Atelier

Bilder physikalisch & chemisch

Hier finden Sie Details zu Maltechnik, Farben, Aufhängung von Keilrahmen, Einrahmung, zur Physik und Chemie im Farbfilm und zur Gemäldepflege. "Atelier" (franz. →Werkstatt) wird im Kunstdiskurs der Arbeitsraum des Malers genannt, vielleicht weil es romantisch klingt oder auf die feinere handwerkliche Seite der Malerei zu verweisen scheint; im Atelier wird jedoch einfach nur gearbeitet.

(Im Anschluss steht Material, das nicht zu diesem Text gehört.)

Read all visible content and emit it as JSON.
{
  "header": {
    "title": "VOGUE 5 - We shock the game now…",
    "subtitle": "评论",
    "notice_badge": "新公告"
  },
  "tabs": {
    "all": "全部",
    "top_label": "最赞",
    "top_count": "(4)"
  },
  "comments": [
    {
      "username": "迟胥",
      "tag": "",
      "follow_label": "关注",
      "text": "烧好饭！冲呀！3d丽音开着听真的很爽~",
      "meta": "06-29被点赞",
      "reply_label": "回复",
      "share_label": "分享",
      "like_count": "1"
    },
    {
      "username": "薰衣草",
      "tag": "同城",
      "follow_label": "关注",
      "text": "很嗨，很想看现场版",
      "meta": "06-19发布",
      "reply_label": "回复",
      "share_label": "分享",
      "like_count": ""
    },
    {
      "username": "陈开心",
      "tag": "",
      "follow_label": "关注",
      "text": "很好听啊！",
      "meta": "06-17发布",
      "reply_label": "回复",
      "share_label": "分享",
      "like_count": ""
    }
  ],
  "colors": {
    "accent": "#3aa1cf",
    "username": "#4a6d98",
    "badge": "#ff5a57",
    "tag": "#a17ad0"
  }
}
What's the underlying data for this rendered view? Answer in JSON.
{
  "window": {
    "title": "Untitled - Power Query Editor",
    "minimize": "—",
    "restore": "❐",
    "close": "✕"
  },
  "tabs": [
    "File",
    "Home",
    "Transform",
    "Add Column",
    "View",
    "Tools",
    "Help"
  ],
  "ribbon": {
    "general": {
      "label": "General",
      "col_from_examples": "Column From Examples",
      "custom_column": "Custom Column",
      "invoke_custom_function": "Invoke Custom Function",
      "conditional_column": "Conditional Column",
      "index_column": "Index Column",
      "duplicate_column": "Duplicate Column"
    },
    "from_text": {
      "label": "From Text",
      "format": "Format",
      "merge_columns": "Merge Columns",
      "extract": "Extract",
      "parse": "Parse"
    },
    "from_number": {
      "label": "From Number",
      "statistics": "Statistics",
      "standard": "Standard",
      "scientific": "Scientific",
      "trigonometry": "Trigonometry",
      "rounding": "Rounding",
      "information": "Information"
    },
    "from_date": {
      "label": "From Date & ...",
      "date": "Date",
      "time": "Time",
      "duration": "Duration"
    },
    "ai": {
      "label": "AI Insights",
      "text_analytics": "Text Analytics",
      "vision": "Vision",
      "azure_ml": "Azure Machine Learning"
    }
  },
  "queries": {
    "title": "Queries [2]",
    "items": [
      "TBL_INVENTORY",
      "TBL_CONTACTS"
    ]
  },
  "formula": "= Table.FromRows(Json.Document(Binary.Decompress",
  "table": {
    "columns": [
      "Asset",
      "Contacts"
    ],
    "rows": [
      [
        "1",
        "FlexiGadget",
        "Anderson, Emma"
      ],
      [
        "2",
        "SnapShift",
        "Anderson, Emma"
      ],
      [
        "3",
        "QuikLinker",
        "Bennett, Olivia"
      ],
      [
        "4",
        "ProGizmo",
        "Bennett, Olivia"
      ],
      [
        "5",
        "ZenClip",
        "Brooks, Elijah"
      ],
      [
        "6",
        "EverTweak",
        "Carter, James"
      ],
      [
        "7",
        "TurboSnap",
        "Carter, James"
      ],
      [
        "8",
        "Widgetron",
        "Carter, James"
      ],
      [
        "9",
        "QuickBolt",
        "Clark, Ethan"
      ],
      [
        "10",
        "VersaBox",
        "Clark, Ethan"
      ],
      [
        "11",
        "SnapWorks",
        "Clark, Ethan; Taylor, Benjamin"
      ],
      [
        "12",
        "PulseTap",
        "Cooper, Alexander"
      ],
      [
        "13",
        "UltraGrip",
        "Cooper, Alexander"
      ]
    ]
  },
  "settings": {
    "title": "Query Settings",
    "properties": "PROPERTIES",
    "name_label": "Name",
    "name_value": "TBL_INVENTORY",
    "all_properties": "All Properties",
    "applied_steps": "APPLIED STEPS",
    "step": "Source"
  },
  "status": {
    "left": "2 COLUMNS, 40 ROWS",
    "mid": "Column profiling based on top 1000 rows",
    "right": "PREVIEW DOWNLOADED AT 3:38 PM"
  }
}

Malerei ist Technik; sie ist durch die physikalischen und chemischen Bedingungen im Farbfilm gekennzeichet. Was vom Bild sichtbar ist, sind von der Farboberfläche reflektierte Lichtstrahlen. Das Muster an elektromagnetische Strahlung, welches die Farboberflächen eines Bildes an die Netzhaut der Betrachter reflektieren, sind der Ganze eigentliche Inhalt der Kunst. Der Untergrund, auf dem gemalt wurde, ist nicht sichtbar, bestimmt aber die Anmutung der Gemäldeoberfläche und damit die gesamte Bildwirkung. Gemalt wird zumeist auf einer hellen Grundierung, selten direkt auf der Leinwand. Diese ist lediglich der mechanische "Malgrundträger", auch wenn das Leinwandmuster, das "Korn", in die Gestaltung des Gemäldes mit einbezogen wird.

Wesentlich für die Haltbarkeit und dauerhafte Funktion der "Farbe" ist das Bindemittel. In allen Farben sind die selben Pigmente Träger des Reflektionsvermögens. Titandioxid, das helle, strahlende Weißpigment der Malerei, ist in der Wandfarbe der Wohnräume, in der Ölfarbe des Landschaftsmalers, in der Akrylfarbe des modernen abstrakten Malers und im Deckweiß des Schülermalkastens dasselbe. Nur die Bindemittel unterscheiden sich. Sie bestimmen die Anmutung, den Glanz und die Sattheit des Farbaufstriches.

Wässrige Bindemittel, wie die Akrylbinder, trocknen durch Verdunstung des Lösemittels Wasser. Ölige Bindemittel, wie das Leinöl der Ölfarbe, trocknen chemisch durch Sauerstoffaufnahme. Leinöl wird aus den Samenkapseln der Flachspflanze gewonnen. Es ist seit 500 Jahren das am meisten verwendete Bindemittel in der Malerei. Es wird in modernen Ölfarben teilweise durch Kunstharze und Naturharze substituiert, um die Filmeigenschaften und das Trocknungsverhalten der Ölfarbe zu verbessern. Die Akrylbinder sind weniger Lichtempfindlich und dauerelastischer, als die Ölfarbfilme.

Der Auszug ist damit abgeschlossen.